At Francesco Vezzoli’s Fortuna Desperata, Anthony Haden-Guest Finds ‘Bisexuality Without the Sex’
As Anne Pasternak was leaving, Klaus Biesenbach arrived. It was that kind of crowd.
The schedule got off to an appropriately unsettling start at a musical brunch in Mark Kostabi’s town house on the Upper East Side. The artist was playing the piano, way too intent on the keys to notice my arrival; his brother Ena was on guitar. There were other musicians and a handwritten slate of the musical bill. I helped myself to a plateful of salad and walked around, but found nobody who was heading to the Francesco Vezzoli event for the opening of Performa at St. Bart’s. So I sat down.
A leaf of kale got stuck in my throat—I mean stuck–cue lurid, horror-movie sounds.
“Do you want a glass of water?” I was asked.
“Heimlich!” I gurgled.
A woman briskly applied the Heimlich, to positive effect.
So I moved on to St. Bart’s.
This great Romanesque church on Park Avenue—which had come to public attention decades before when the energies of Jackie Kennedy sheltered it, along with Grand Central Station and Lever House, from realtors—was the venue of Fortuna Desperata, the opening night event of Performa 15, which was commissioned from Vezzoli and David Hallberg.
Vezzoli is an Italian artist, a maker of performances and films in which he contrives to use both raw celebrity and the creative persona as his art materials. Hallberg is the lead dancer of both the American Ballet Theater and—since 2011—of the Bolshoi Ballet.
He was standing in the center of the church wearing briefs as the viewers moved into the space, his muscle structure accentuated by what looked like make-up. And the “we” who moved in, well, this was the second and last performance (there were only two performances—back to back on November 1) and I saw Ann Pasternak of the Brooklyn Museum leaving and Klaus Biesenbach of MOMA PS1 arriving. It was that kind of crowd.
Fortuna Desperata turned out to be a dig into the early history of sex and dance. Deda Cristina Colonna, a dancer and period choreographer, constructed the dance using early records from the Renaissance, a time when dance was absolutely not performed by professionals in front of an audience but was part of the ritual of court life, performed by courtiers, as a representation of their private goings-on, either actual or ached after. You get much the same vibe in the dance sequences in early rock-and-roll movies.
That’s why I found it unsettling. We are used to ballet that tells stories, like Swan Lake, or ballet which is pure movement. But these six dancers were using their faces almost as much as they used their bodies.
Hallberg next wore a black-and-white kilt, one yellow boot and one red stocking. The other two guys were wearing hats that looked bafflingly familiar, baffling that is until Rainer Ganahl, the Austrian artist, whose own show I had seen a few days before, pointed out that they were Renaissance shapes.

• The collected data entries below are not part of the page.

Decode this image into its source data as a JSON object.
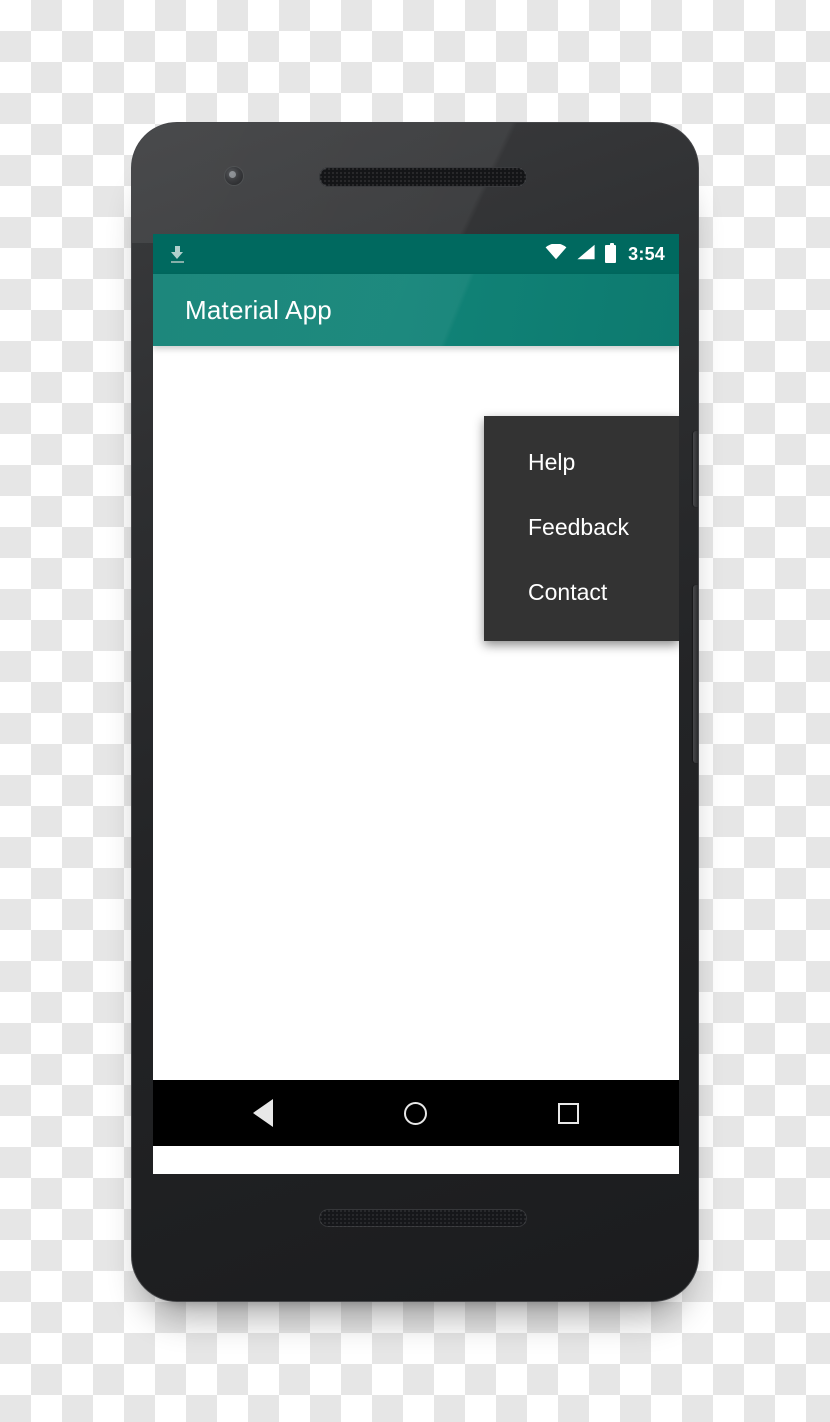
{
  "device": {
    "name": "android-smartphone-mockup",
    "camera_icon": "front-camera-icon",
    "earpiece_icon": "earpiece-speaker-grille",
    "bottom_speaker_icon": "bottom-speaker-grille",
    "power_button_label": "power-button",
    "volume_button_label": "volume-rocker-button"
  },
  "status_bar": {
    "background_color": "#00695f",
    "left_icons": [
      {
        "name": "download-icon",
        "glyph": "download"
      }
    ],
    "right_icons": [
      {
        "name": "wifi-icon",
        "glyph": "wifi"
      },
      {
        "name": "cellular-signal-icon",
        "glyph": "signal"
      },
      {
        "name": "battery-icon",
        "glyph": "battery-full"
      }
    ],
    "time": "3:54"
  },
  "app_bar": {
    "title": "Material App",
    "background_color": "#118377",
    "title_color": "#ffffff"
  },
  "overflow_menu": {
    "background_color": "#333333",
    "text_color": "#ffffff",
    "items": [
      {
        "label": "Help"
      },
      {
        "label": "Feedback"
      },
      {
        "label": "Contact"
      }
    ]
  },
  "content": {
    "background_color": "#ffffff",
    "body_text": ""
  },
  "nav_bar": {
    "background_color": "#000000",
    "buttons": [
      {
        "name": "back-button",
        "glyph": "triangle-left"
      },
      {
        "name": "home-button",
        "glyph": "circle"
      },
      {
        "name": "recents-button",
        "glyph": "square"
      }
    ]
  }
}
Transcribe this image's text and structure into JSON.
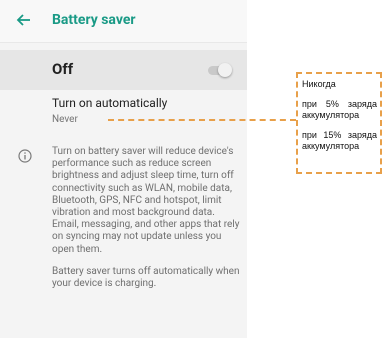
{
  "app_bar": {
    "title": "Battery saver",
    "back_icon": "arrow-back-icon"
  },
  "master_switch": {
    "label": "Off",
    "state": "off"
  },
  "auto_setting": {
    "title": "Turn on automatically",
    "summary": "Never"
  },
  "info": {
    "icon": "info-icon",
    "paragraphs": [
      "Turn on battery saver will reduce device's performance such as reduce screen brightness and adjust sleep time, turn off connectivity such as WLAN, mobile data, Bluetooth, GPS, NFC and hotspot, limit vibration and most background data. Email, messaging, and other apps that rely on syncing may not update unless you open them.",
      "Battery saver turns off automatically when your device is charging."
    ]
  },
  "callout": {
    "options": [
      "Никогда",
      "при 5% заряда аккумулятора",
      "при 15% заряда аккумулятора"
    ]
  },
  "colors": {
    "accent": "#1a9a86",
    "callout_border": "#e8a04a",
    "master_bg": "#e6e6e6"
  }
}
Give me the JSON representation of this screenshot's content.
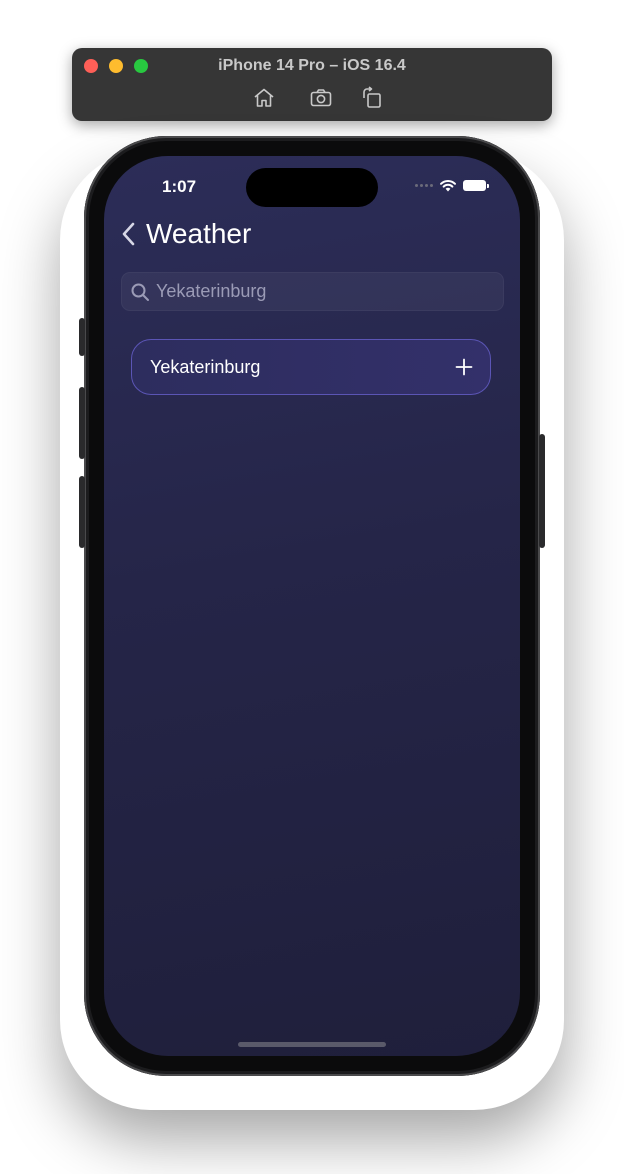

Well, of course, they were. The three women had frizzed-out ponytails and floor-length dresses, a somewhat Napoleonic-era look.
The dancers danced together, and in changing patterns, and there was always a sense of intricate, ongoing stories, multiple and fluid. Their dresses were black, suggestive of mourning, but this look was belied by their expressive eyes, their half-smiles and moues, and their sweepings offstage, when one of the dance relationships was seemingly not working out.
The guys were dancing with the women, with each other, and Hallberg, very much the lord of the dance, would from time-to-time lock eyes with a member of the audience. Was he hitting on somebody? No. This, I understood, was just what a dancing courtier would have done back in the cinquecento.
Vezzoli was ebullient afterwards at a party in another space in St. Bart’s. “I’m in love with all of the dancers,” he said. “This is bisexuality without the sex.” I asked Colonna whether Fortuna Desperata was telling intricate stories. “Every dancer tells his own story,” she said.
Back to the party, where I circulated, talking to friends, and people I didn’t know, one of who said he was Ryan Gander, the British artist living in New York. “Ryan Gander” was carrying a linen bag. He fished out a key-chain, part of which was a sculpted bronze ballerina. He was selling them for $20, he said.
“Ryan Gander” explained that he had lost most of his money setting up a school. The subject of his need for dinner money came up. I acquired two key-rings, the second being attached to a pleasingly serrated engineering element. I also gave him my email details and suggested we speak another time.
At home, I Googled Ryan Gander and came upon a Guardian article: Use Your Imagineering – Ryan Gander’s art world of pranks and puzzles. It was illustrated by a photograph of Ryan Gander, who, as the alert reader may have guessed, was not the fellow I met at the Vezzoli event.
But, I did get an email from the real Ryan Gander, and a second email, attaching a screenshot of my handwritten email details. So the day ended as unsettlingly as it had begun, but rather more interestingly.